Everyone waits for the appearance of the Shin-Otoko. Nobody knows exactly when he will appear, but it’s usually between 16:30 and 17:00.
The climax of the event comes when the Shin-Otoko appears completely naked in the vicinity of the sanctuary. He is guarded by ex-Shin-Otokos. At that moment he is persecuted and surrounded by the mass of “unlucky men” who begin to push each other to reach the Shin-Otoko and touch him to pass his own bad luck. The Shin-Otoko is hit, slapped, kicked and crushed. At the same time, the Shin-Otoko objective is to reach the interior of the sanctuary.
The Tewo Ketai throw buckets of cold water to disperse the “unlucky men” away from the Shin-otoko, and also to protect the Shin-Otoko protectors from being wounded by the violence of the crowd.
Almost reaching the inner doors of the temple, the leader of the Shin-Otoko protectors comes to the rescue. Half-naked and with a white rope tied around his waist, he begins to walk over the “unlucky men” near this area. Once the leader of the Shin-Otoko’s protectors makes contact with the Shin-Otoko, the other protectors stretch out the white rope to be able to drag both inside the temple. The tension intensifies. Sometimes the leader, exhausted by the great force of the mass, which does not let the Shin-Otoko escape, is relieved by another protector.
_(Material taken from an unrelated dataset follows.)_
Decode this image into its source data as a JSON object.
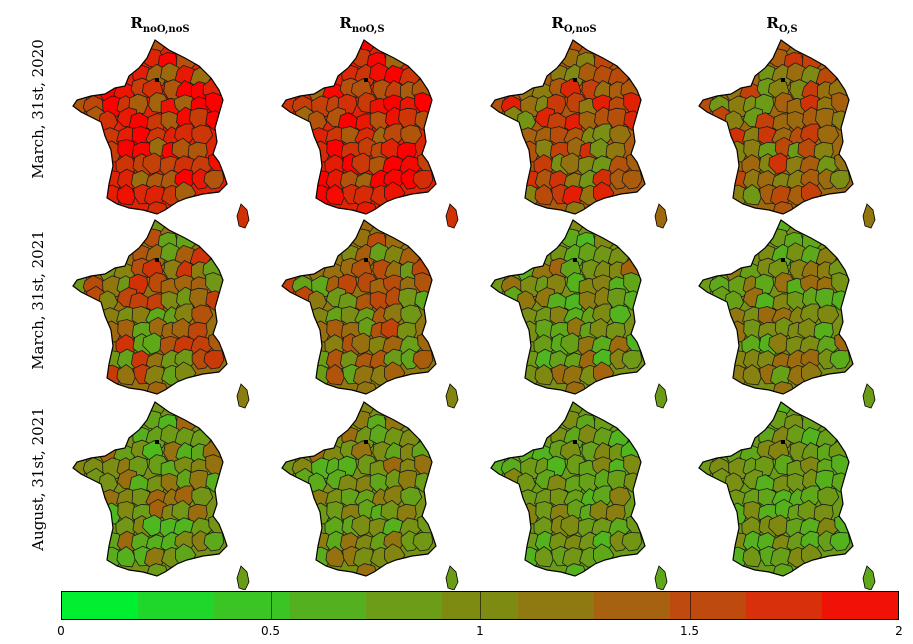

After the huge efforts of the protectors, they manage to enter the Shin-Otoko inside the temple. Once attended by the protectors and the staff of the event, the Shin-Otoko greets the people from inside the sanctuary. And with this, the main event ends.
But the celebrations don’t end here.
Around 3:00 in the morning of the next day, there is another ceremony called Yonaoi-Shinji (夜儺追神事) known by very few. In this ceremony, the Shin-Otoko carries a Tsuchi-Mochi (土餅) tied to his back. And with the help of two priests he walks in circles several times around the sacred place. With this, all the people’s bad luck, collected by the Shin-Otoko, is transferred directly to the Tsuchi-Mochi. Finally, the Tsuchi-Mochi is buried in a secret place.
Hours after that, around 8:00, one last event is celebrated. In this event the Okagami Mochi will be cut and distributed among all the people attending that day (大鏡餅切り始 Okagami Mochi Kiri Hajime). It is said that if you eat a piece of that mochi you will not get sick in the summer of that same year. Every year a multitude of people stand in line to buy a piece of this mochi. Also on this day the Shin-Otoko will make an appearance to greet the people again. Many take the opportunity to take pictures with him or to pick up their children.
1.First of all, warm up well, since at this time in Inazawa it is winter cold.
2.It’s not necessary to bring food with you. As in all Matsuris (Japanese festivals), you will find a wide variety of food stalls. From tornado potatoes, skewers, okonomiyakis, chocolate bananas, castelas, etc.
3.Despite being a “little more civilized” ritual than in its origins, there is still very violent behavior among the participants. One part due to the effects of alcohol and another because of the heat of the moment. And it is not necessary to mention the multitude of people who attend this event every year. This sometimes can cause moments of danger and end with some tragedy like in the event of 2018 when a participant died. Take PRECAUTION, please!
From Nagoya station there are 2 train lines that lead to Inazawa, Meitetsu and JR Tokaido.
Take the Meitetsu train line to the Konomiya station. Go by the west exit, take the underground passage on the left to cross to the east side of the station. After climbing the stairs, walk 5 minutes to the northeast to the Owari Okunitama Shrine (Konomiya Jinja Shrine).
JR Tokaido Line
Take JR Tokaido train line to Inazawa station. From there, 15 minutes by walk.